$\lim_{r\to0}f(r\cos\theta,r\sin\theta)=0$ does not imply $\lim_{(x,y)\to(0,0)}f(x,y)=0$

Question

I came across this limit today:$$\lim_{(x,y)\to(0,0)}\frac{x^3y}{x^6+y^2}$$Substituting $x=r\cos\theta,y=r\sin\theta$ gave$$\lim_{r\to0}\frac{r^2\cos^3\theta\sin\theta}{r^4\cos^6\theta+\sin^2\theta}$$which is $0$. Yet the limit doesn't exist since along the path $y=x^3$ it is $1/2$. I do realize that taking $x^3=m$ in the original limit will yield$$\lim_{(m,y)\to(0,0)}\frac{my}{m^2+y^2}$$which is easily seen to be path dependent. Why did the polar substitution not work? As I see it, a lot of books make this substitution to prove that a limit exists. Are those proofs wrong? Is this not sufficient to show that a limit exists? In which case, besides the sandwich theorem and $\varepsilon-\delta$ approach, do we have no other tool to establish the existence of a limit?

Answer 1

Since $\theta$ could change as $r\to 0$, you may not conclude that $\frac{r^2\cos^3\theta\sin\theta}{r^4\cos^6\theta+\sin^2\theta}$ goes to zero!

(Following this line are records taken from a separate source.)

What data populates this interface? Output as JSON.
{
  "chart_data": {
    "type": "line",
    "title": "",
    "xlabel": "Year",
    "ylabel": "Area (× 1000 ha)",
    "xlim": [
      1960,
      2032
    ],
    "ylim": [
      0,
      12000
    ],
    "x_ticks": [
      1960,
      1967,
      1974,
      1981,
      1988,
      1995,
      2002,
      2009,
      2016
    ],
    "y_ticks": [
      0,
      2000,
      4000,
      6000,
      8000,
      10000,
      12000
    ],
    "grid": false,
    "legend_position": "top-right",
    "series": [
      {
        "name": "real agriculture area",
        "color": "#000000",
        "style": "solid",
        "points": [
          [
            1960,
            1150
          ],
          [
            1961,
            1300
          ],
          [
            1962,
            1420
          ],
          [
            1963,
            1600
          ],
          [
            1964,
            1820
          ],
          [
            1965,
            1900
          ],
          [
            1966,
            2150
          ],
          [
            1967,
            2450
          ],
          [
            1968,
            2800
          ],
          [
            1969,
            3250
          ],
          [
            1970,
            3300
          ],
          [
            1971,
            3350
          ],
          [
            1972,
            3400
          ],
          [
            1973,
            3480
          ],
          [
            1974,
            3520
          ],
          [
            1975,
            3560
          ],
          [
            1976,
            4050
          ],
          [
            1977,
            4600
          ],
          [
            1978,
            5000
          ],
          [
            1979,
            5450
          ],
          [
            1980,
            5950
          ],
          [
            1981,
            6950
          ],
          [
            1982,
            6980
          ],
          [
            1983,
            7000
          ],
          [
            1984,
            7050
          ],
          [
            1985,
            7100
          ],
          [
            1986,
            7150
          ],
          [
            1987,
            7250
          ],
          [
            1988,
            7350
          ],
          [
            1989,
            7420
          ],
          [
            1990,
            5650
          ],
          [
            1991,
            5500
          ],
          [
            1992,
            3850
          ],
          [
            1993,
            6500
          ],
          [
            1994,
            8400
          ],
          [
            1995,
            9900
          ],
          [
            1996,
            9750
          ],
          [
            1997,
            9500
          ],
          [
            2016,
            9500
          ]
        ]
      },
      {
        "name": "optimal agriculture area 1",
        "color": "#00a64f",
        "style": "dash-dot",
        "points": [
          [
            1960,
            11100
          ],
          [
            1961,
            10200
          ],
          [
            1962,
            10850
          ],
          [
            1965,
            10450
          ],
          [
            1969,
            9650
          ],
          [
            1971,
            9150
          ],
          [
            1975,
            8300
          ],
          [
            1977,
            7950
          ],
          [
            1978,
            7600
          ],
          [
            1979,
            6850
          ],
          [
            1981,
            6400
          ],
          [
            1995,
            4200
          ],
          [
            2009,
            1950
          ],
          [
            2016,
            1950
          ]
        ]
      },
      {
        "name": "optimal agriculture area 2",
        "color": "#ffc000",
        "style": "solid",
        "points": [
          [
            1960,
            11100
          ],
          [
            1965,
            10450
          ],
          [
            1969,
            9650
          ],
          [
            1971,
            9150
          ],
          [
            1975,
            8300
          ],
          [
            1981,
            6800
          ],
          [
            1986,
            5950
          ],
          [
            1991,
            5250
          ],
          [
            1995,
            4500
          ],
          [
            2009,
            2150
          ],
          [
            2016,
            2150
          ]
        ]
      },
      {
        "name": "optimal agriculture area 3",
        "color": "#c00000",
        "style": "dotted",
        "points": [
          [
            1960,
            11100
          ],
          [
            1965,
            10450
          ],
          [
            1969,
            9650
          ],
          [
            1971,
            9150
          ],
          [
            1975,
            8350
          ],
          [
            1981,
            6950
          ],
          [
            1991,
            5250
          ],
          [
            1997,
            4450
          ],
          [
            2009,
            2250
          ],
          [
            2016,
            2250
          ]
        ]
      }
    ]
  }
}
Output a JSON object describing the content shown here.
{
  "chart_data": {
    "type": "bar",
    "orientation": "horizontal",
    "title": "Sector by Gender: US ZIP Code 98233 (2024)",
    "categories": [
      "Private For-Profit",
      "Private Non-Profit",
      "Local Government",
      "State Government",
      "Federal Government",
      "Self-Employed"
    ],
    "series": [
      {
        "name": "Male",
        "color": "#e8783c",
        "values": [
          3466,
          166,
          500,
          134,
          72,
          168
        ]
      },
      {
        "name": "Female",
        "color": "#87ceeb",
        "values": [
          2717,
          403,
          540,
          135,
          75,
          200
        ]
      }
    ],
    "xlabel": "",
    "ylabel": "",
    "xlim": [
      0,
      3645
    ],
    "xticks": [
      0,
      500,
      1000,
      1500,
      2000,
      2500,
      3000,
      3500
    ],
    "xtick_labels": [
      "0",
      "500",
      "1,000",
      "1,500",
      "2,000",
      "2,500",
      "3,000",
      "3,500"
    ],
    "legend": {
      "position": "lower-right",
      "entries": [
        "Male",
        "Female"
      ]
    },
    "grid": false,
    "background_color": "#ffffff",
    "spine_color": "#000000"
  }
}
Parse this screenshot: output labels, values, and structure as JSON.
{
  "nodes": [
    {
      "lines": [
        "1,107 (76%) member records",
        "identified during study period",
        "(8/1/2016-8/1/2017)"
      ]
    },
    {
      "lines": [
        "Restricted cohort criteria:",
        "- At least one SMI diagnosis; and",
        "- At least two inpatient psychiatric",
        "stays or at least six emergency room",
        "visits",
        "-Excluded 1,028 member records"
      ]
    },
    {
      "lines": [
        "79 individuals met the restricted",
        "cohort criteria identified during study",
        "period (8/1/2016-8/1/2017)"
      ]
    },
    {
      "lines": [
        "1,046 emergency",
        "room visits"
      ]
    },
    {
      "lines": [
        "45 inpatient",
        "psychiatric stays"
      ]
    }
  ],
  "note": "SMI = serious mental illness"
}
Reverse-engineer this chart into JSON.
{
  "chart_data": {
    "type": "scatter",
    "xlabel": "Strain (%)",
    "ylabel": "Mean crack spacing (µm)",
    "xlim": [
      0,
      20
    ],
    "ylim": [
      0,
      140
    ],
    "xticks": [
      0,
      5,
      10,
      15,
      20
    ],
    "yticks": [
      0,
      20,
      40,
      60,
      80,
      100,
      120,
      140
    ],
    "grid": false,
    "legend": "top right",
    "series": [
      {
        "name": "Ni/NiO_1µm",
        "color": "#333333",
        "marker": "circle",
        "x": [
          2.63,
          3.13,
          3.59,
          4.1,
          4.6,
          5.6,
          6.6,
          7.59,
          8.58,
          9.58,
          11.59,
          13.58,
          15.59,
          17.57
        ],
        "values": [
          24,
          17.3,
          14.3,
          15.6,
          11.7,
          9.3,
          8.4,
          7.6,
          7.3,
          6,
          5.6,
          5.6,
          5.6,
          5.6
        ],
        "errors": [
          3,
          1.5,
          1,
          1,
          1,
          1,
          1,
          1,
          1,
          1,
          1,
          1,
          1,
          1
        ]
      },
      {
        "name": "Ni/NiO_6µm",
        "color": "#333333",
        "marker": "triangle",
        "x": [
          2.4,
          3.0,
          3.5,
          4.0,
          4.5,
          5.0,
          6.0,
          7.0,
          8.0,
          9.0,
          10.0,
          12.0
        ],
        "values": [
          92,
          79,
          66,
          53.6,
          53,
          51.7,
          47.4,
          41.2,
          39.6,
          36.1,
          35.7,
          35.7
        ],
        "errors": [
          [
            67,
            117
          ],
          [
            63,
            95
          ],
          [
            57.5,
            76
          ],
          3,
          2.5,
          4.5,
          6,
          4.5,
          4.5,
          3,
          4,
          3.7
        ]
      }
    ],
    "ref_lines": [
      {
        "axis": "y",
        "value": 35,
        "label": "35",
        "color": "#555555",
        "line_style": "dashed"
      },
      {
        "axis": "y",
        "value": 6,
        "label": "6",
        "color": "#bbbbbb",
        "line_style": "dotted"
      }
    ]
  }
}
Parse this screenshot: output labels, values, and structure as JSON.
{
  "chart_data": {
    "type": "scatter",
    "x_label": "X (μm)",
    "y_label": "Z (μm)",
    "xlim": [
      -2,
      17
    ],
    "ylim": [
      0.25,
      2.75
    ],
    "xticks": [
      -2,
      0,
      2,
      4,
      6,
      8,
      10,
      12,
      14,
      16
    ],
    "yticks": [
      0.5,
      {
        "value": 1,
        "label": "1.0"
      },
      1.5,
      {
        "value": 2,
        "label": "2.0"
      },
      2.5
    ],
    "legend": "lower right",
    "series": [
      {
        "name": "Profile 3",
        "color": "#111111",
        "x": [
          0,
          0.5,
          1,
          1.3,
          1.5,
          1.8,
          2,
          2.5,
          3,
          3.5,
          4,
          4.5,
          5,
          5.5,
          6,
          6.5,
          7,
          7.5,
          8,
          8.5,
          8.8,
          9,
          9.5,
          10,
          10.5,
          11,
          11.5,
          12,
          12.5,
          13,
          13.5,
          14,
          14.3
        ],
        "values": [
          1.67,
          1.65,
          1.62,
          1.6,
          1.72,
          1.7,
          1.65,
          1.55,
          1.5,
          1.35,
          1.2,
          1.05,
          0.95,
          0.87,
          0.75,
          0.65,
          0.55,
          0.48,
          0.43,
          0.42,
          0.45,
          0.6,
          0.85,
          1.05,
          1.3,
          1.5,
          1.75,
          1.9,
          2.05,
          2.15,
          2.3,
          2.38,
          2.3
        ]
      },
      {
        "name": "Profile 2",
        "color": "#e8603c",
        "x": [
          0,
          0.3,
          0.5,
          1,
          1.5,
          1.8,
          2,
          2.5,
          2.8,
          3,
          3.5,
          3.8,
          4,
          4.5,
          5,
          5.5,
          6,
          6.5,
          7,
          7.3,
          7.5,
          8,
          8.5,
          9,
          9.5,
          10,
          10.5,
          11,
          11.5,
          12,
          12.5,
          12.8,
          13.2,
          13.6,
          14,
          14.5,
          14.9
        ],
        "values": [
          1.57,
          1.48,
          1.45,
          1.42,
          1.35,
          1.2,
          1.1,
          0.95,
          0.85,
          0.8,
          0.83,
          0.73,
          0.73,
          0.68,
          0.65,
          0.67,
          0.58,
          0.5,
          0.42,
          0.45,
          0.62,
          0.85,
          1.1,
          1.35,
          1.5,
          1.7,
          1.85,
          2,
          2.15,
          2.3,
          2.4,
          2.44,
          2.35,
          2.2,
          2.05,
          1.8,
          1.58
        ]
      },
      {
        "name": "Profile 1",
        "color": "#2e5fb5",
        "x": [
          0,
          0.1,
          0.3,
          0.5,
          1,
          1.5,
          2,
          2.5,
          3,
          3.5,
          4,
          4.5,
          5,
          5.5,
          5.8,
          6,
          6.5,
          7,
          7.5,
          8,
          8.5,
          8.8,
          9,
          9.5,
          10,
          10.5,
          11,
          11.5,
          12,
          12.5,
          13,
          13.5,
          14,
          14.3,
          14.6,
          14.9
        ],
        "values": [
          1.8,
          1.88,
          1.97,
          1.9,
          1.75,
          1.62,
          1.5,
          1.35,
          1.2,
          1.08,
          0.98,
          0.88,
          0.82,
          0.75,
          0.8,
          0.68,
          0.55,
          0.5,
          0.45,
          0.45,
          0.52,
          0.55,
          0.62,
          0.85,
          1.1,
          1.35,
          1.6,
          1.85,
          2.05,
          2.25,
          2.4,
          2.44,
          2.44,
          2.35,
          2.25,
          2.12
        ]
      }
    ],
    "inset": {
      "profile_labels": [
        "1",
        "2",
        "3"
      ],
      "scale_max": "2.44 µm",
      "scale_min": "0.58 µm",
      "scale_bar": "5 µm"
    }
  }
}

Take $\theta=r^2$, then as $r\to 0^+$ we have $$\frac{r^2\cos^3\theta\sin\theta}{r^4\cos^6\theta+\sin^2\theta}\sim \frac{r^2\cdot r^2}{r^4+r^4}\to \frac{1}{2}.$$ Of course, if $\theta=\theta_0$, a constant angle, then as $r\to 0^+$ $$\frac{r^2\cos^3\theta_0\sin\theta_0}{r^4\cos^6\theta_0+\sin^2\theta_0} \to 0.$$ So we may conclude that, even by using polar coordinates, the given limit does not exist.

Answer 2

In order to prove that some limit does not exist you can find a substitution (like those you mentioned) such that the resulting limit does not exist. Some times polar substitution works some times it doesn't. Every time you choose the appropriate substitution depending on the expresion that you have.

Answer 3

This is more of a comment on the use of polar coordinates in problems like this.

If I were to write a proof of a limit of this type using polar coordinates, for example, $$\lim_{(x,y)\to(0,0)}\frac{x^2y}{x^2+y^2}$$ I would write: $$\left|\frac{x^2y}{x^2+y^2}\right|\\ =\left|\frac{r^3\cos^2\theta\sin\theta}{r^2}\right|\\ =r|\cos^2\theta\sin\theta|\leq r$$ The last inequality is crucial for a correct proof. But your example does not allow this.